Lorsque la sidérurgie wallonne entre en crise, comme partout en Europe, la Flandre propose de globaliser toutes les aides aux entreprises et s'en réserve la part du lion (78% !), ces aides étant même fournies à des entreprises flamandes qui n'ont pas de difficultés ! C'est au bout de cet authentique détournement des ressources publiques vers la Flandre que son establishment déclare qu'il n'y aura plus un franc flamand pour la sidérurgie wallonne. Dans ce contexte, l'autonomie de la Wallonie devenait une question de vie ou de mort et sans elle il est plus que probable que la Wallonie aurait été réduite à quelques îlots de prospérité limitée dans un désert économique. Elle avait une industrie charbonnière vieillissante dont on a dit qu'elle n'a pas pu la reconvertir, mais des centaines de milliards ont été versés dans les tonneaux des danaïdes des charbonnages du Limbourg, pas plus rentables, jusqu'aux années 90, alors que les charbonnages wallons étaient tous quasiment fermés 30 ans avant.
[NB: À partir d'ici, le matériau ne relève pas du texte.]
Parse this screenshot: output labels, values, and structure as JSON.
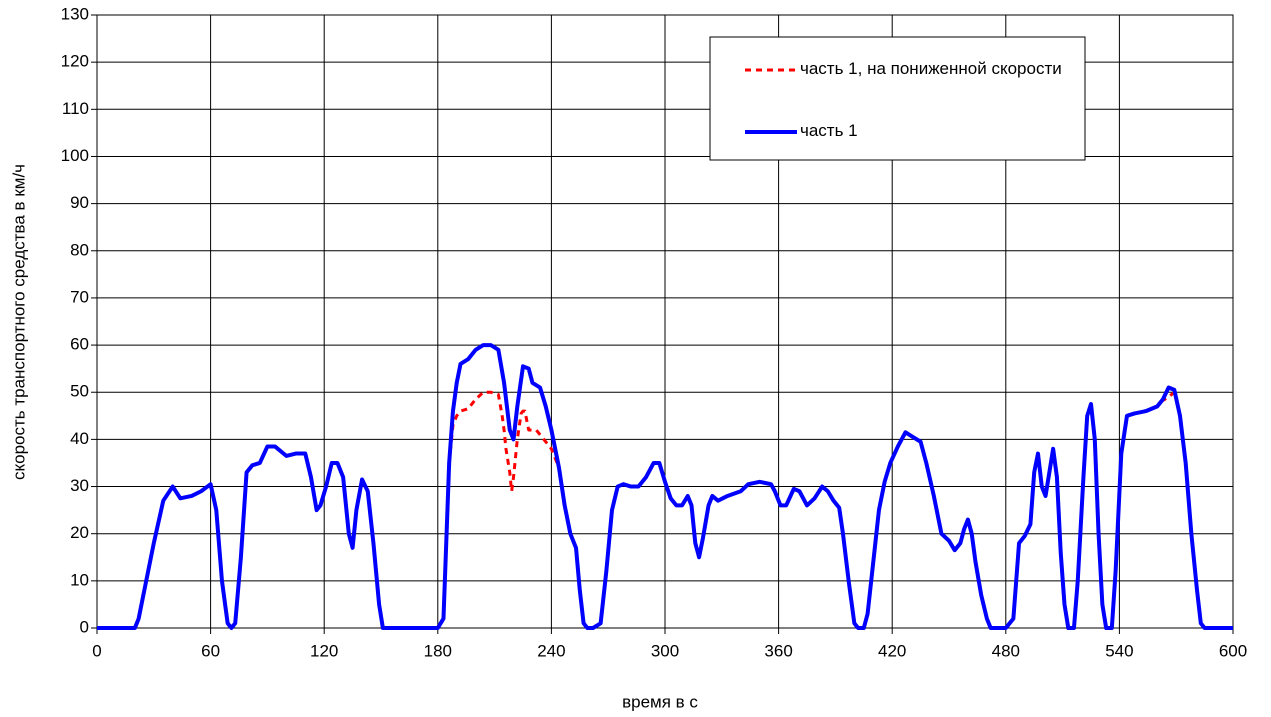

Quelques éléments à ajouter
On a ajouté à ce résumé très succint des thèses de Quévit, la dimension politique (avec Destrée). Il aurait fallu y joindre également la dimension militaire (la stratégie de l'armée belge en 1914 comme en 1940 conduit à laisser sans défense la majeure partie de la Wallonie : c'est saisissant). La dimension culturelle : la Belgique se profile comme un pays flamand de langue française. Ces deux dimensions se calquent sur la même prépondérance flamande (que celle-ci soit voulue par la bourgeoise francophone ou la Flandre elle-même). Avec les questions linguistiques auxquelles on résume parfois, souvent, sinon même toujours la question belge, alors qu'elles opposent quasi exclusivement Bruxelles et son hinterland flamand 2
La touche du sociologue
L'exclusion symbolique et réelle de la Wallonie du champ des préoccupations « belges » et flamandes s'entend sur tous les tons, tant dans les médias francophones que flamands. Le jeu actuel autour de BHV est très révélateur à cet égard puisque cette question préoccupe beaucoup plus le monde politique, médiatique, tant flamand que francophone que la question de l'avenir de la Wallonie. Somme toute, dans son nouveau livre, Quévit ne fait que reprendre la grille d'analyse qu'il avait appliquée à la réalité belge, sur le conseil d'un universitaire américain du Wisconsin, Michel Aïken, dans Les causes du déclin wallon 3. Il la reprend pour l'appliquer à tout ce qui a suivi l'étude de 1978, dans les années 80, 90 et encore aujourd'hui pour ce qui est des fonds structurels européens que le Président flamand du conseil européen, Herman Van Rompuy (auteur de la proposition de scission de BHV) voulait encore réduire de moitié en février de cette année 4.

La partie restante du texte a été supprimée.